A San Francisco-based wireless company is working liberal political activism into its business plan in a unabashedly partisan marketing strategy that experts say could catch on in today's polarized culture -- but also could alienate many potential customers.
The company, CREDO, even boasts that it has the support of President Obama as it markets itself as an agent of social change. It pitches its mobile phone services with a vow to fight for "real" health care reform, free speech, peace and the environment.
(Excerpt) Read more at foxnews.com ...
I only see it working if you are dealing with a item that is used mostly by polarized people, such as carbon credits or such.

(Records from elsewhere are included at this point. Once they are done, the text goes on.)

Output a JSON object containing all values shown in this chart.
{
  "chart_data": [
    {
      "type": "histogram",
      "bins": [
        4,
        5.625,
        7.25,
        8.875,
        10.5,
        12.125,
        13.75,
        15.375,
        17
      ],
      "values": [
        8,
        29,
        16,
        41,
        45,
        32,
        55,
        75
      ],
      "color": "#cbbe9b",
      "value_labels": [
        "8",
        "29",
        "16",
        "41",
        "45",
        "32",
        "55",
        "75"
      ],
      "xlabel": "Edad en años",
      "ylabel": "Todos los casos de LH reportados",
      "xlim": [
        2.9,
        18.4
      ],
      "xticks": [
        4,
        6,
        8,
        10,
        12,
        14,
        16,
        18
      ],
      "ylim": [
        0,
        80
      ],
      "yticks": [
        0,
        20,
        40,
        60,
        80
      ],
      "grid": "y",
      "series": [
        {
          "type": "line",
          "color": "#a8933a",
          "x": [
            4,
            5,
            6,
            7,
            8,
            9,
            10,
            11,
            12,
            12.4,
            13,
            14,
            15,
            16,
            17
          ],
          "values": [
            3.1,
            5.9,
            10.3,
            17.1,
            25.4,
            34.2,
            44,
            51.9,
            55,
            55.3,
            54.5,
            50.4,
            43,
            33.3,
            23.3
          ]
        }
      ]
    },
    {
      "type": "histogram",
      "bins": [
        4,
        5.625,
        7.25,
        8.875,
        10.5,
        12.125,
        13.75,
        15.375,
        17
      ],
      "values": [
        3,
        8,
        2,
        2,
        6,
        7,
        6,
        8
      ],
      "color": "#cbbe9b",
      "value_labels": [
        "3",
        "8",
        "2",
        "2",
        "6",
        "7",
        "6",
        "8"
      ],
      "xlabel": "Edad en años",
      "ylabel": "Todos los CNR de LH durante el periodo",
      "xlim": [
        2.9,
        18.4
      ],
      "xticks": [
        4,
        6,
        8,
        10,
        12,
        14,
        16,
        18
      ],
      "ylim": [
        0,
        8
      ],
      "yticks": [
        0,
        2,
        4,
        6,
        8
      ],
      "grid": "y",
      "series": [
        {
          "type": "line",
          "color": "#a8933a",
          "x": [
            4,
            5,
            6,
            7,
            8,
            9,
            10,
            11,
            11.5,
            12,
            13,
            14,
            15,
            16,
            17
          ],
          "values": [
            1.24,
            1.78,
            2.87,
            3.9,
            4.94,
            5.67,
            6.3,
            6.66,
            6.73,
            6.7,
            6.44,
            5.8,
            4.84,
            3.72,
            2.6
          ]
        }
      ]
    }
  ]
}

Ben and Jerrys has been doing this to some extent for years, and I think it has held them back.
I remember going to thair Vermont center years ago when I was a political newbie, and being confused by a sign on the wall stating they gave a portion of profit to support gay marriage.
Sounds like the same business plan used by ABC,NBC, CBS, CNN when covering the news as opposed to FOX who actually covers the news.
I am betting the lefty whacko company doesn’t care and as long as they don’t have stockholders to answer to it won’t matter
I wish them the same thing I wish for odumbo
|unless you operate only in SF, I don't see this a winning strategy.
Perhaps not, but it's a great survival strategy in a world where the Other Guys are things the size of AT&T and Verizon. You're right: they'll never amount to all that much, but they weren't going to anyway. This way they all get nice salaries, some fancy offices, and the right to continue to call themselves "telecommunications executives."
These same guys have been doing this for years as "Working Assets Long Distance," an also-ran 3rd-party long-distance telephone provider that positioned itself as the Liberal Do-Gooder of telephone companies. They've been at it since 1985, so the strategy does work, where "work" means that the guys running the company have made some cushy jobs for themselves when they might otherwise be selling Droids in a Verizon store.
vow to fight for “real” health care reform, free speech, peace and the environment.
Free speech? From a far leftist? Riiiiiight!